Now, I have no clue what Sanders’ or Trump’s policies are and, in fact, I’m only peripherally aware of who Bernie Sanders is – so much so I keep wanting call him Saunders. I don’t know what they’ve promised to do for the country when they get elected. I’m not even sure who belongs to which party. I have, however, seen the slew of buzzfeed articles on how differently Obama (who, for all you troglodytes, is the reigning champ/president/whatever) and Trump deal with hecklers, or how they view women. I’ve also seen one video where Trump supporters are asked if they agreed with certain Trump quotes and when they agree they’re told the quotes were actually from Hitler. (My favourite reaction to this is the guy who says he doesn’t agree with Hitler and wouldn’t agree with the quotes if Hitler said them but would if Trump said them. Like, what??)

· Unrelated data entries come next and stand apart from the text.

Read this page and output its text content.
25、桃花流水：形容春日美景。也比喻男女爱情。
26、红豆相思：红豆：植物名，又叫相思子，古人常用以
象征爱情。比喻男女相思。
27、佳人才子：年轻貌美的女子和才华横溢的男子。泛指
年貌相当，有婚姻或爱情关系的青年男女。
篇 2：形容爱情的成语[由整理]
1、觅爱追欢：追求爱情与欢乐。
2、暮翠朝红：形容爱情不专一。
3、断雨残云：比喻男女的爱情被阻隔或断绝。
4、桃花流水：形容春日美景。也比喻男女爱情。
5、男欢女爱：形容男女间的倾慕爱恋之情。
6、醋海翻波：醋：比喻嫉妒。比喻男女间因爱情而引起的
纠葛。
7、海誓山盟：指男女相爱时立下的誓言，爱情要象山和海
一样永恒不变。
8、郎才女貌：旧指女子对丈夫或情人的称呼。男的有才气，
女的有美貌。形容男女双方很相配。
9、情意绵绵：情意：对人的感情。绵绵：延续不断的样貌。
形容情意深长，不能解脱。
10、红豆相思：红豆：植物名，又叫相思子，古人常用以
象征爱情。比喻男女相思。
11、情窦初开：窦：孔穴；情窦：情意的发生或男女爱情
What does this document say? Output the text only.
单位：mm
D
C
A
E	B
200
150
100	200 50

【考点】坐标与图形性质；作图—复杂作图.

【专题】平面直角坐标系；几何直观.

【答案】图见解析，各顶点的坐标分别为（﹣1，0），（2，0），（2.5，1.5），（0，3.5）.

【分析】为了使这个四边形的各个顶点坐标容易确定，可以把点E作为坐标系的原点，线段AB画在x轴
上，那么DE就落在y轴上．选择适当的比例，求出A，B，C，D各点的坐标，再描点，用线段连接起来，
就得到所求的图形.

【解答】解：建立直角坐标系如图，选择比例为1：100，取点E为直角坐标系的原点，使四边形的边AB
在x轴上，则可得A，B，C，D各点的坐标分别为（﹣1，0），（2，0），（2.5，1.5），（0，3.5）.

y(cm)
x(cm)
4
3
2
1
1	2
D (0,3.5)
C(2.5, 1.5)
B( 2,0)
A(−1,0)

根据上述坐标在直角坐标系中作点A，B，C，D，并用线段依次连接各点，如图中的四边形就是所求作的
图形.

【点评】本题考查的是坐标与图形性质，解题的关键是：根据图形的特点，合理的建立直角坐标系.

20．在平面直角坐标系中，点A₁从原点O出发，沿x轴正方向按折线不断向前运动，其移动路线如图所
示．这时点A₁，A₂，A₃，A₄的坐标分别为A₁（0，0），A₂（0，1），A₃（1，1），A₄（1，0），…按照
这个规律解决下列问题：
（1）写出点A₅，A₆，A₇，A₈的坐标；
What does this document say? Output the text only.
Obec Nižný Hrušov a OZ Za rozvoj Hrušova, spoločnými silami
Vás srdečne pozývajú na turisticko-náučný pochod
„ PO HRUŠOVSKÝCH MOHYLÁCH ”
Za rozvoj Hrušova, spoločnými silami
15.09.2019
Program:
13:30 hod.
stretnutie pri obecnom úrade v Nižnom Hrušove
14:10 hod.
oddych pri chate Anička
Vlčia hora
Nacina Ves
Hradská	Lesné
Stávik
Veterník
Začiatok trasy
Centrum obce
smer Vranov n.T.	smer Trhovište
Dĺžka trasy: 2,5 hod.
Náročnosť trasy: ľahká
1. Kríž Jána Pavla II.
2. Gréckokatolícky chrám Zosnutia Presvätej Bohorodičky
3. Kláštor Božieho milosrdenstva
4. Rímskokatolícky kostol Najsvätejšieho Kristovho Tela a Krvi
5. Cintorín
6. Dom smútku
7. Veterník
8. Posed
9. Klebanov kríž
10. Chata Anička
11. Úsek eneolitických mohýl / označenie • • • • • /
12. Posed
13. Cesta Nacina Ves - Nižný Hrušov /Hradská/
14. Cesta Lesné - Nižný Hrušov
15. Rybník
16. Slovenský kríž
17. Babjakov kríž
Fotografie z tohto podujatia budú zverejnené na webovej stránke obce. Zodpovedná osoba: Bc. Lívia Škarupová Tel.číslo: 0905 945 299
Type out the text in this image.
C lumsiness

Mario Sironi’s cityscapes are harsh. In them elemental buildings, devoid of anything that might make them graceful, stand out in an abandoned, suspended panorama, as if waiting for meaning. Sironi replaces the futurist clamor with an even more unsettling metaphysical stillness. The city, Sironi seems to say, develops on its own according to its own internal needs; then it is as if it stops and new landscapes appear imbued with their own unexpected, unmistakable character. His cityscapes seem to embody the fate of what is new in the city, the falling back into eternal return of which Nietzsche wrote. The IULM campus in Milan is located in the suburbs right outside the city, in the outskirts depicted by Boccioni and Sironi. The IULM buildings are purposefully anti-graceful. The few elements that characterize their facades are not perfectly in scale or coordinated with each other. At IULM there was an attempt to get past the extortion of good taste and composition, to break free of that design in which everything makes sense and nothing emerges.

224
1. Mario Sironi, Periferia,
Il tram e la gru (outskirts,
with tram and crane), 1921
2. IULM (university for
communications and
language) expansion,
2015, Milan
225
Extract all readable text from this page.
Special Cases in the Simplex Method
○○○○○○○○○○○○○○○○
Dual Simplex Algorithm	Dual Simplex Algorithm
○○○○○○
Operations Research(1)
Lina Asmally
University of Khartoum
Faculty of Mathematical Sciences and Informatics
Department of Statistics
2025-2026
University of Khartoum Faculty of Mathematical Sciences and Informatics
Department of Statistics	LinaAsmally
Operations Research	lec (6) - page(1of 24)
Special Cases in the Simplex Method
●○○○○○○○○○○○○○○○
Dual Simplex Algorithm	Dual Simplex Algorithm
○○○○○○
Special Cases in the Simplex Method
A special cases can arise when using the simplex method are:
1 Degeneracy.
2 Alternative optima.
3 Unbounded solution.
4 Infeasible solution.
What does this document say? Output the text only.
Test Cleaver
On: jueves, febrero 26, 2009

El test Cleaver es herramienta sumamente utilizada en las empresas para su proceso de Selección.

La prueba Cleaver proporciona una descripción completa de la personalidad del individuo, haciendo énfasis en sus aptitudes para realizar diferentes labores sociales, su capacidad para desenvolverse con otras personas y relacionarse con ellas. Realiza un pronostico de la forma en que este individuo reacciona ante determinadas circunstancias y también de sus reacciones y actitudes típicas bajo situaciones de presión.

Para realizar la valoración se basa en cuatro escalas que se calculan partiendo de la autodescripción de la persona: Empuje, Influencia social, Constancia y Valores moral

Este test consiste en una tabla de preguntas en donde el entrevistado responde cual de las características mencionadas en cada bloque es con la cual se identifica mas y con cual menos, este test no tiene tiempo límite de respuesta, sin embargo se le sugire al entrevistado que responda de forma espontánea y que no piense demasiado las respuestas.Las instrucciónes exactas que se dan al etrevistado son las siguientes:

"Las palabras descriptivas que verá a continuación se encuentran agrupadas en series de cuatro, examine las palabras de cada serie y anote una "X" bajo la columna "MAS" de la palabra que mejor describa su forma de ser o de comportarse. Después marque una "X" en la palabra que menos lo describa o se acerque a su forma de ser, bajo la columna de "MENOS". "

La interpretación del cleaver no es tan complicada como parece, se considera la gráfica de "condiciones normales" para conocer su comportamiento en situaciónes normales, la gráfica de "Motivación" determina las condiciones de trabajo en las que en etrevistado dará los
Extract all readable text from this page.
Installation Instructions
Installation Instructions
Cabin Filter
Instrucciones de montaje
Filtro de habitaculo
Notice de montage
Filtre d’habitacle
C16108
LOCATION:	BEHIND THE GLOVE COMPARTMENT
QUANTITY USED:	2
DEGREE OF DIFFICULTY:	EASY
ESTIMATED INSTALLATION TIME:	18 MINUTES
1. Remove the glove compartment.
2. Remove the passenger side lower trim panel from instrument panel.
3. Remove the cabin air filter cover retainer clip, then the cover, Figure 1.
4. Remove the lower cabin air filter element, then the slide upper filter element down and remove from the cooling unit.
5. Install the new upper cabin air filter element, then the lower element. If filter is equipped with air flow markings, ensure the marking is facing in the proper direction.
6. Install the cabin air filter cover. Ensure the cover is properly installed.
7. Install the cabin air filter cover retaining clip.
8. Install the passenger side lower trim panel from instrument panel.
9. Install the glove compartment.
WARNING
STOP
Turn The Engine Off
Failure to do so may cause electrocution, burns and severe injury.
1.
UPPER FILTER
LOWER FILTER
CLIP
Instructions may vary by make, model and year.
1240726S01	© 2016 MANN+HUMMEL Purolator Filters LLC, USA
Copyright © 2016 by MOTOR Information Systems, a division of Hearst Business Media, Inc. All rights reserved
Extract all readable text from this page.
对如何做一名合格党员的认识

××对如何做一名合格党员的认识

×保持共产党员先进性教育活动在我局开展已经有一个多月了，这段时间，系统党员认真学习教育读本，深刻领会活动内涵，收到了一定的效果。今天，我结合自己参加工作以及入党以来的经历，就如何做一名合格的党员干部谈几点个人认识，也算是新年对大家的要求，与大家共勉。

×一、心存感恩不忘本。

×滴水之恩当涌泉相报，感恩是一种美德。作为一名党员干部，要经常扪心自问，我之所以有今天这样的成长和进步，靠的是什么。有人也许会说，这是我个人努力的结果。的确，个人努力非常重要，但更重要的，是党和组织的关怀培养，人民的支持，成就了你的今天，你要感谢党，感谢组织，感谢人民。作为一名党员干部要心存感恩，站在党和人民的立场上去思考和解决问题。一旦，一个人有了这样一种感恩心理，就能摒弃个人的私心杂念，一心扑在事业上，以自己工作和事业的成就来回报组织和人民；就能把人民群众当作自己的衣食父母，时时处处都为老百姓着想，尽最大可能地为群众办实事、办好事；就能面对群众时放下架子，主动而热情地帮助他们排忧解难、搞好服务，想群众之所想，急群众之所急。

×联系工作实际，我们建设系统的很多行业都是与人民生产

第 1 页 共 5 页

Despite this abundance of negative Trump clips I’m also aware that, if you look hard enough, you could probably find enough ambiguous video evidence to imply that Obama is really an elderly Chinese lady who lives in the antarctic and never leaves her home. Alright, so that’s an exaggeration but all I’m saying is that I’m mindful that you can find a specific bunch of quotes or clips to support any argument if you manipulate them correctly. Like, if you said “This is how Obama responded when we asked how he felt about puppies.” and then show a clip of him saying “We should bomb them all!”. Obviously, the average Joe would recognise that Obama’s answer was to a different question (I hope!) and someone had just spliced the clip together.
Basically, I take any articles like that with a huge pinch of reality. That said … the free hugs video absolutely terrified me. I might not understand all the ins and outs of America’s political system or who’s who in the race for the presidency or any of that stuff, but I think the caliber or character of a person can be most easily identified by the character/attitude/behaviour of those who support them. And this, for me, is when it all got a little scary.
If you haven’t watched the video yet, go watch it now and come back to me.
Back? Watched it? Excellent.
So, the video. If you were to watch it without knowing which group of supporters was attributed to whom – which candidate would you vote for based on the attitude of those at their rally?
Supporters of Candidate ‘A’. When offered a hug by a stranger their supporters tell him to get lost if he doesn’t share the same ideals as them. Threaten him with violence if he doesn’t share the same ideals as them. Place an arm around him and chant that they’re better than him because of their skin colour.
Supporters of Candidate ‘B’. When offered a hug by a stranger their supporters greet him with smiles and an open-armed welcome. Have people run up to him to get their free hug – a good percentage of whom are men (just sayin’). Isn’t even turned away by an on duty policeman in uniform.
Which group of people would you want to live next door to? Imagine if you needed a cup of sugar – Candidate ‘A’s supporters would likely call the police and have you arrested for trespassing. Candidate ‘B’s supporters would likely invite you in for cake. (This reminds me of Eddie Izzard's 'Cake or Death' sketch.)
I don’t live in America so maybe my opinion doesn’t count, but I do live in the same world. And I don’t want to live in a world where one of the most privileged countries is governed by a man who’s supporters not only turn down free hugs but think it's acceptable to verbally attack the person offering them. A world where a kindness is responded to with anger. A world where people think that responding to positivity with extreme negativity is an acceptable way to behave. Let’s hope the majority of American’s feel that way too … ‘cause I just can’t trust a man with a comb-over.